Putting data from different sources (with different bboxes, different temporal and spatial resolution) in a single eopatch

Hi,
I just found out about eo-learn a few days ago. It seems to be quite useful to handle satellite data! However, I haven’t quite found what I’m looking for on the internet.

I have satellite data from different sources, with different resolutions, slightly different bboxes, and different time stamps. To be able to put all the data in a single eopatch, I have to get the same bbox for all data and get them in the same spatial and temporal resolution. This seems like a fundamental thing and yet, I haven’t found any examples online!

I thought maybe you could provide me with such an example???

thank you very much for your help!!

Hi @CCGM,

In eo-learn there is indeed no task for spatially reprojecting and resampling data. But there are a couple of alternatives:

Option 1

  • Use GDAL or rasterio to reproject your images into the same CRS. Optionally you can also resample them to the same resolution.
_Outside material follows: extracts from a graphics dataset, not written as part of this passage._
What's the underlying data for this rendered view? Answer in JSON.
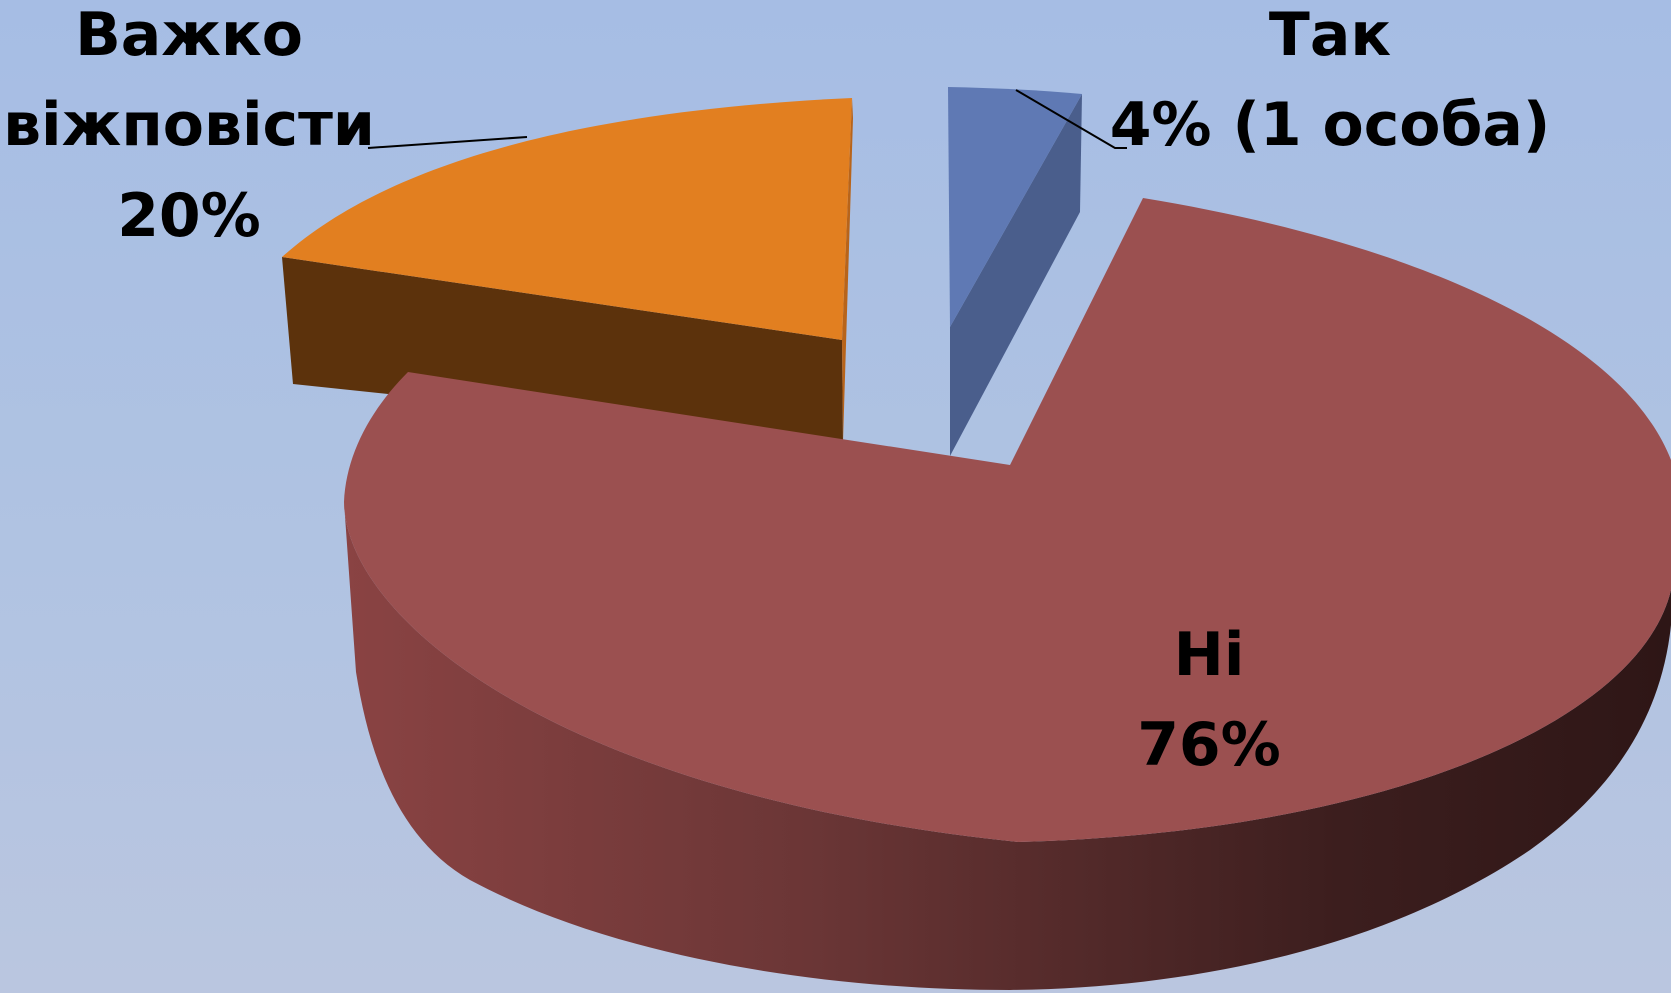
{
  "chart_data": {
    "type": "pie",
    "style": "3d-exploded",
    "slices": [
      {
        "key": "yes",
        "label": "Так",
        "value": 4,
        "value_label": "4% (1 особа)",
        "color": "#5f79b4"
      },
      {
        "key": "no",
        "label": "Ні",
        "value": 76,
        "value_label": "76%",
        "color": "#9b5050"
      },
      {
        "key": "hard",
        "label_lines": [
          "Важко",
          "віжповісти"
        ],
        "value": 20,
        "value_label": "20%",
        "color": "#e27f20"
      }
    ],
    "unit": "%",
    "legend": "none",
    "background_color": "#a9bfe4"
  }
}
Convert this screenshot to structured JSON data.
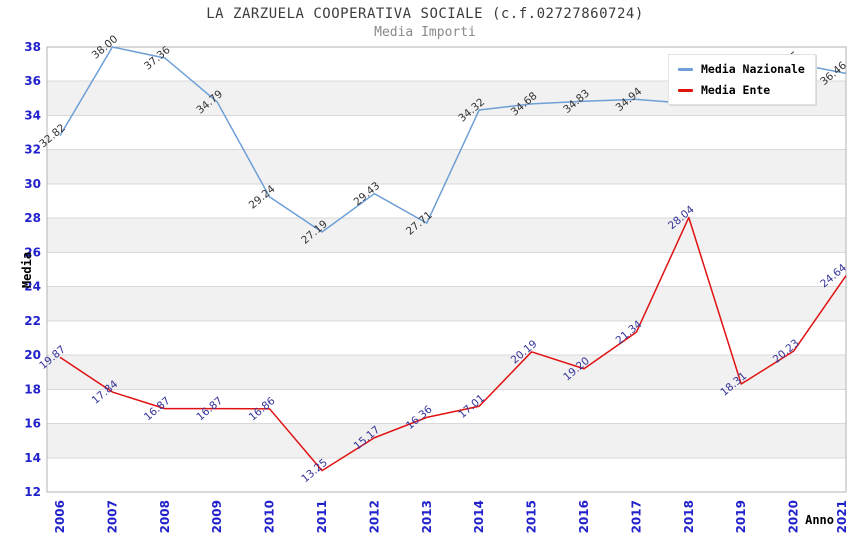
{
  "header": {
    "title": "LA ZARZUELA COOPERATIVA SOCIALE (c.f.02727860724)",
    "subtitle": "Media Importi"
  },
  "axis": {
    "y_label": "Media",
    "x_label": "Anno"
  },
  "legend": {
    "position": "top-right",
    "items": [
      {
        "label": "Media Nazionale",
        "color": "#6e9fd6"
      },
      {
        "label": "Media Ente",
        "color": "#e01212"
      }
    ]
  },
  "colors": {
    "tick_label": "#2222cc",
    "grid_line": "#d9d9d9",
    "band_fill": "#f1f1f1",
    "frame": "#b3b3b3",
    "title_text": "#3c3c3c",
    "subtitle_text": "#8a8a8a"
  },
  "chart_data": {
    "type": "line",
    "title": "LA ZARZUELA COOPERATIVA SOCIALE (c.f.02727860724)",
    "subtitle": "Media Importi",
    "xlabel": "Anno",
    "ylabel": "Media",
    "x": [
      2006,
      2007,
      2008,
      2009,
      2010,
      2011,
      2012,
      2013,
      2014,
      2015,
      2016,
      2017,
      2018,
      2019,
      2020,
      2021
    ],
    "ylim": [
      12,
      38
    ],
    "ytick_step": 2,
    "grid": true,
    "legend_position": "top-right",
    "series": [
      {
        "name": "Media Nazionale",
        "color": "#6e9fd6",
        "label_color": "#333333",
        "values": [
          32.82,
          38.0,
          37.36,
          34.79,
          29.24,
          27.19,
          29.43,
          27.71,
          34.32,
          34.68,
          34.83,
          34.94,
          34.7,
          34.6,
          37.05,
          36.46
        ],
        "labels": [
          "32.82",
          "38.00",
          "37.36",
          "34.79",
          "29.24",
          "27.19",
          "29.43",
          "27.71",
          "34.32",
          "34.68",
          "34.83",
          "34.94",
          "",
          "",
          "37.05",
          "36.46"
        ]
      },
      {
        "name": "Media Ente",
        "color": "#e01212",
        "label_color": "#333399",
        "values": [
          19.87,
          17.84,
          16.87,
          16.87,
          16.86,
          13.25,
          15.17,
          16.36,
          17.01,
          20.19,
          19.2,
          21.34,
          28.04,
          18.31,
          20.23,
          24.64
        ],
        "labels": [
          "19.87",
          "17.84",
          "16.87",
          "16.87",
          "16.86",
          "13.25",
          "15.17",
          "16.36",
          "17.01",
          "20.19",
          "19.20",
          "21.34",
          "28.04",
          "18.31",
          "20.23",
          "24.64"
        ]
      }
    ]
  }
}
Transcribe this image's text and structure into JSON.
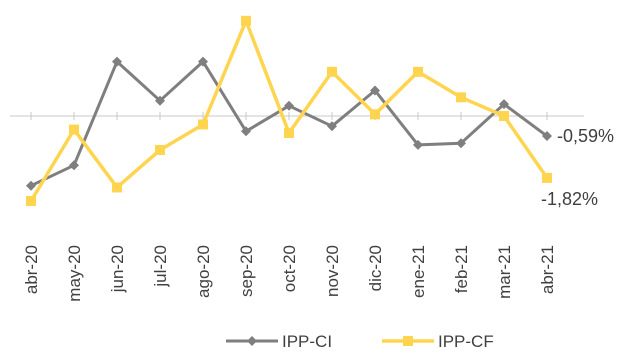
{
  "chart_data": {
    "type": "line",
    "title": "",
    "xlabel": "",
    "ylabel": "",
    "categories": [
      "abr-20",
      "may-20",
      "jun-20",
      "jul-20",
      "ago-20",
      "sep-20",
      "oct-20",
      "nov-20",
      "dic-20",
      "ene-21",
      "feb-21",
      "mar-21",
      "abr-21"
    ],
    "ylim": [
      -2.5,
      2.5
    ],
    "grid": false,
    "legend_position": "bottom",
    "series": [
      {
        "name": "IPP-CI",
        "color": "#7f7f7f",
        "marker": "diamond",
        "values": [
          -2.05,
          -1.45,
          1.6,
          0.45,
          1.6,
          -0.45,
          0.3,
          -0.3,
          0.75,
          -0.85,
          -0.8,
          0.35,
          -0.59
        ]
      },
      {
        "name": "IPP-CF",
        "color": "#ffd54f",
        "marker": "square",
        "values": [
          -2.5,
          -0.4,
          -2.1,
          -1.0,
          -0.25,
          2.8,
          -0.5,
          1.3,
          0.05,
          1.3,
          0.55,
          0.0,
          -1.82
        ]
      }
    ],
    "data_labels": [
      {
        "series": 0,
        "index": 12,
        "text": "-0,59%"
      },
      {
        "series": 1,
        "index": 12,
        "text": "-1,82%"
      }
    ]
  }
}
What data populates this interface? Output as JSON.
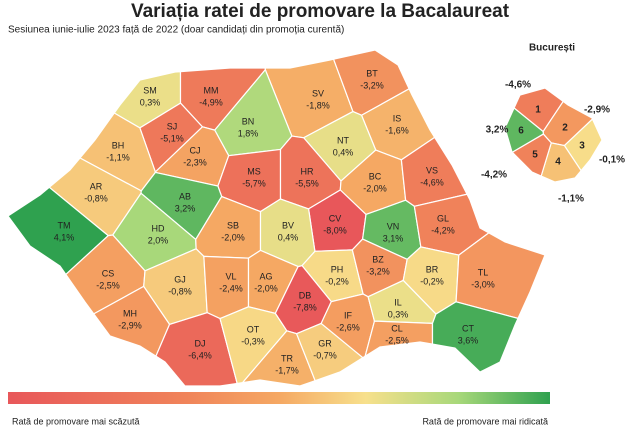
{
  "header": {
    "title": "Variația ratei de promovare la Bacalaureat",
    "subtitle": "Sesiunea iunie-iulie 2023 față de 2022 (doar candidați din promoția curentă)"
  },
  "counties": [
    {
      "code": "SM",
      "value": 0.3,
      "value_label": "0,3%"
    },
    {
      "code": "MM",
      "value": -4.9,
      "value_label": "-4,9%"
    },
    {
      "code": "SV",
      "value": -1.8,
      "value_label": "-1,8%"
    },
    {
      "code": "BT",
      "value": -3.2,
      "value_label": "-3,2%"
    },
    {
      "code": "SJ",
      "value": -5.1,
      "value_label": "-5,1%"
    },
    {
      "code": "BN",
      "value": 1.8,
      "value_label": "1,8%"
    },
    {
      "code": "IS",
      "value": -1.6,
      "value_label": "-1,6%"
    },
    {
      "code": "BH",
      "value": -1.1,
      "value_label": "-1,1%"
    },
    {
      "code": "CJ",
      "value": -2.3,
      "value_label": "-2,3%"
    },
    {
      "code": "NT",
      "value": 0.4,
      "value_label": "0,4%"
    },
    {
      "code": "MS",
      "value": -5.7,
      "value_label": "-5,7%"
    },
    {
      "code": "HR",
      "value": -5.5,
      "value_label": "-5,5%"
    },
    {
      "code": "BC",
      "value": -2.0,
      "value_label": "-2,0%"
    },
    {
      "code": "VS",
      "value": -4.6,
      "value_label": "-4,6%"
    },
    {
      "code": "AR",
      "value": -0.8,
      "value_label": "-0,8%"
    },
    {
      "code": "AB",
      "value": 3.2,
      "value_label": "3,2%"
    },
    {
      "code": "CV",
      "value": -8.0,
      "value_label": "-8,0%"
    },
    {
      "code": "VN",
      "value": 3.1,
      "value_label": "3,1%"
    },
    {
      "code": "GL",
      "value": -4.2,
      "value_label": "-4,2%"
    },
    {
      "code": "TM",
      "value": 4.1,
      "value_label": "4,1%"
    },
    {
      "code": "HD",
      "value": 2.0,
      "value_label": "2,0%"
    },
    {
      "code": "SB",
      "value": -2.0,
      "value_label": "-2,0%"
    },
    {
      "code": "BV",
      "value": 0.4,
      "value_label": "0,4%"
    },
    {
      "code": "CS",
      "value": -2.5,
      "value_label": "-2,5%"
    },
    {
      "code": "GJ",
      "value": -0.8,
      "value_label": "-0,8%"
    },
    {
      "code": "VL",
      "value": -2.4,
      "value_label": "-2,4%"
    },
    {
      "code": "AG",
      "value": -2.0,
      "value_label": "-2,0%"
    },
    {
      "code": "PH",
      "value": -0.2,
      "value_label": "-0,2%"
    },
    {
      "code": "BZ",
      "value": -3.2,
      "value_label": "-3,2%"
    },
    {
      "code": "BR",
      "value": -0.2,
      "value_label": "-0,2%"
    },
    {
      "code": "TL",
      "value": -3.0,
      "value_label": "-3,0%"
    },
    {
      "code": "DB",
      "value": -7.8,
      "value_label": "-7,8%"
    },
    {
      "code": "MH",
      "value": -2.9,
      "value_label": "-2,9%"
    },
    {
      "code": "DJ",
      "value": -6.4,
      "value_label": "-6,4%"
    },
    {
      "code": "OT",
      "value": -0.3,
      "value_label": "-0,3%"
    },
    {
      "code": "TR",
      "value": -1.7,
      "value_label": "-1,7%"
    },
    {
      "code": "GR",
      "value": -0.7,
      "value_label": "-0,7%"
    },
    {
      "code": "IF",
      "value": -2.6,
      "value_label": "-2,6%"
    },
    {
      "code": "IL",
      "value": 0.3,
      "value_label": "0,3%"
    },
    {
      "code": "CL",
      "value": -2.5,
      "value_label": "-2,5%"
    },
    {
      "code": "CT",
      "value": 3.6,
      "value_label": "3,6%"
    }
  ],
  "bucharest": {
    "title": "București",
    "sectors": [
      {
        "label": "1",
        "value": -4.6,
        "value_label": "-4,6%"
      },
      {
        "label": "2",
        "value": -2.9,
        "value_label": "-2,9%"
      },
      {
        "label": "3",
        "value": -0.1,
        "value_label": "-0,1%"
      },
      {
        "label": "4",
        "value": -1.1,
        "value_label": "-1,1%"
      },
      {
        "label": "5",
        "value": -4.2,
        "value_label": "-4,2%"
      },
      {
        "label": "6",
        "value": 3.2,
        "value_label": "3,2%"
      }
    ]
  },
  "legend": {
    "low": "Rată de promovare mai scăzută",
    "high": "Rată de promovare mai ridicată"
  }
}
  • Use eolearn.io.ImportFromTiff task to load data from your GeoTiff files as features into EOPatches. You have options to read an entire image into a single EOPatch or, by providing ImportFromTiff different bounding boxes, read different parts of an image into different EOPatches.

Option 2

  • Ingest each type of your data into Sentinel Hub service as a BYOC collection. Everything is written in the instructions but basically you would have to:

    • convert your images into cloud optimized geotiff format,
    • upload images to an AWS S3 bucket and configure bucket permissions,
    • configure BYOC collection(s).
  • Use eolearn.io.SentinelHubInputTask to query data from BYOC collections to obtain data for arbitrary bounding box, CRS, and resolution.

In case you have a small amount of data (e.g. only a few images) I would suggest the option 1 as it is a bit simpler. But if you have a large amount of data then option 2 might work much better. That is because Sentinel Hub service will handle all reprojecting, resampling, and joining data from multiple images, which would otherwise require quite some processing resources.